What’s unrealistic I call non-reality. The world we live in is dark, wicked, and morally bankrupt. Man has a sin nature. A monster lives in all of us; plotting to thwart anything good. This is inescapable to our human condition. We know the truth in our hearts. We have the capacity to do evil, and the capacity to do good. To portray life without the presence of evil tends to seem unrealistic and unrelatable for the human condition. In this situation, the appreciation for any wholesome truth for the greater good is severely weakened.

Is this art good or evil?
So in a sense, if good has nothing to overcome, it is difficult to appreciate and relate to. Wrong provides contrast for right. Why God made this so is His business. I’ve personally considered, would not it have been easier and “better” for God to skip the present age of evil warring with good? Could He not have avoided the bad, and provided/willed only good should happen?

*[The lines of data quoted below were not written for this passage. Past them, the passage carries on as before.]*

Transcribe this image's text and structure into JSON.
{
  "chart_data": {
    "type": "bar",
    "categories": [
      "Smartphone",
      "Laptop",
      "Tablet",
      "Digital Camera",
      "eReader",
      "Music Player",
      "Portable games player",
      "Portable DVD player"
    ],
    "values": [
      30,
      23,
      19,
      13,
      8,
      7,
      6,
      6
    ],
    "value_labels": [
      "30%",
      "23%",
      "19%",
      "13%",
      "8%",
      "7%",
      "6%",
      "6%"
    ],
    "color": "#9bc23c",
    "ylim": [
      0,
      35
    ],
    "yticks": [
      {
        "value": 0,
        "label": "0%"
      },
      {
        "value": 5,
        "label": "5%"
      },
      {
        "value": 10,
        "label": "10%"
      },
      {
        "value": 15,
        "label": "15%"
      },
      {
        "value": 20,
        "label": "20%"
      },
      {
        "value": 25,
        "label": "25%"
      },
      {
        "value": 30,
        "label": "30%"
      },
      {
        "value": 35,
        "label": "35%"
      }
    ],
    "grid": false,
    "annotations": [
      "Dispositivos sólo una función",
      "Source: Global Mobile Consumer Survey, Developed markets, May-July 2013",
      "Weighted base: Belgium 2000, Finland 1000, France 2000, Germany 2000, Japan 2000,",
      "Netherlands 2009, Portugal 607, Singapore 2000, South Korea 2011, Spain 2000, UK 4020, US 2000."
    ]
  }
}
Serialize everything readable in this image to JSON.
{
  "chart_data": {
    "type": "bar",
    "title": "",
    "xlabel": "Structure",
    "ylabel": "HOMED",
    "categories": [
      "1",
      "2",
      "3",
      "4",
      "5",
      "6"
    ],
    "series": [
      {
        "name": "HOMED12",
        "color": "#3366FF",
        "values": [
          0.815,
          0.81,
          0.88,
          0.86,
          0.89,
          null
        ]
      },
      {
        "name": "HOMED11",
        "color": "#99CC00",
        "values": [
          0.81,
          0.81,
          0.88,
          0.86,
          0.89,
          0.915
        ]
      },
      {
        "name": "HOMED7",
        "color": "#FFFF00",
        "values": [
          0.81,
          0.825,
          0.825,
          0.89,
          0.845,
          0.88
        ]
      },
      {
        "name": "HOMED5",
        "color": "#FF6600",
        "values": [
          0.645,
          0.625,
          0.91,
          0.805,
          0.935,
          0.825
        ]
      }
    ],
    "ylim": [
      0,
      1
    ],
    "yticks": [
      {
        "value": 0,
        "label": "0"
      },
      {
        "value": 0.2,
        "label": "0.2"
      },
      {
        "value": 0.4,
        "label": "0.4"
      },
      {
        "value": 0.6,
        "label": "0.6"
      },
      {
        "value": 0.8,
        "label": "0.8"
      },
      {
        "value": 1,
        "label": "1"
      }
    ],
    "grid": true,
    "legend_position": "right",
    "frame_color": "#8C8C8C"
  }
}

God didn’t choose to manifest Himself to mankind that way, and His way is just and right. God makes no allowances for evil, yet He wills evil exists. It is an inescapable paradox of His nature and method of wielding the world.
This being the case, how should evil be incorporated effectively and honorably in the arts without contradicting the will of God? More specifically, how does God use good and evil throughout the Bible? In the manner in which they are used is also an answer to how good and evil should manifest in the arts.